Selama mengijakkan kaki di kampus ini begitu banyak kenangan. Disinilah saya dan ribuan yang lainnya ditakdirkan untuk menimba ilmu sehingga apapun kondisi kampus mesti diterima konsekuensinya. Pada saat status junior saya dibotaki ketika OPAK, ingatan itu masih jernih ketika senior mengguduli maba dengan gunting tumpulnya. Memakai seragam selama satu semester seperti anak sekolahan dengan dalih perbedaan strata antara senior dengan junior, padahal gelarnya sama-sama mahasiswa. Dan tradisi itupun masih terawat sampai detik ini. Era dimana semua orang bebas berekpresi, punya style sendiri, tidak ada intimidasi. Semestinya tradisi seperti ini tidak ditemukan lagi di kampus yang berlandaskan nilai keislaman dan keilmuan.

Senior tidak pernah salah dan juniorlah yang dikorbankan serta semua kembali ke pasal satu. Maba pun diajari solidaritas untuk tetap membela yang salah demi kebenaran. Akan tetapi, solidaritas tersebut hanya omongan doang sebab tidak ada hitam diatas putih. Ketika sebagian melejit menyandang toga sementara yang lainnya tertatih demi gelar sarjana. Lagi-lagi Junior korban retorika senior (bahasa kerennya sih KRS) sehingga menghampiri semester 14 krsnya pun pas-pasan. Dan hal seperti inilah pemicu bentrok antar fakultas ketika ada yang satu orang dipukul maka atas nama solidaritas maka yang lainnya turun tangan.

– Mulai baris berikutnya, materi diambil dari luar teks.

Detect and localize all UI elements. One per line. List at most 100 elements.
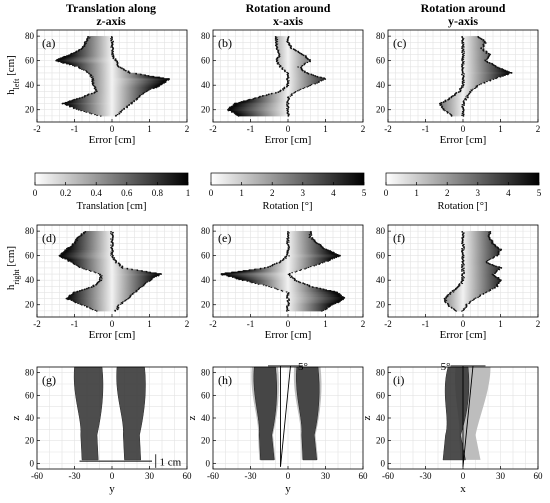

Tidak hanya mendapat intimidasi senior, mahasiswa semester awal dipusingkan oleh asisten yang 'sok pintar dan banyak maunya'. Ini realitas dan kata sebagian mahasiswa ketika laporannya dirobek-robek, tidak dizinkan masuk laboratorium ketika tidak mengerjakan te-pe. Untungnya komputer jadul tag-tag-tag yang membuat ujung jempol bengkak tidak dihidupkan kembali. Setiap mahasiswa patut mendapat apresiasi. Ketika mereka telah begadang mengerjakan tugas, maka hasil kerjanya tidak boleh diinjak, dirobek apalagi dibakar. Dan kala ada niat praktek dilab, maka mestinya mereka persilahkan masuk. Kadangkala prosedur yang kaku mesti dilanggar demi memanusiakan manusia. Dan masih banyak permasalahan antara senioritas dan junioritas yang tidak bisa diungkapkan dengan kata-kata.

Birokrasi Kampus

"Setiap mahasiswa berhak mendapatkan pendidikan, pengajaran, pelayanan yang terbaik dan sama di depan hukum". Bunyi pasal dan suara mahasiswa yang berontak tapi tidak suka bentrok. Setiap mahasiswa memiliki hak dan kewajiban di kampus dan haruslah keduanya berjalan beriringan.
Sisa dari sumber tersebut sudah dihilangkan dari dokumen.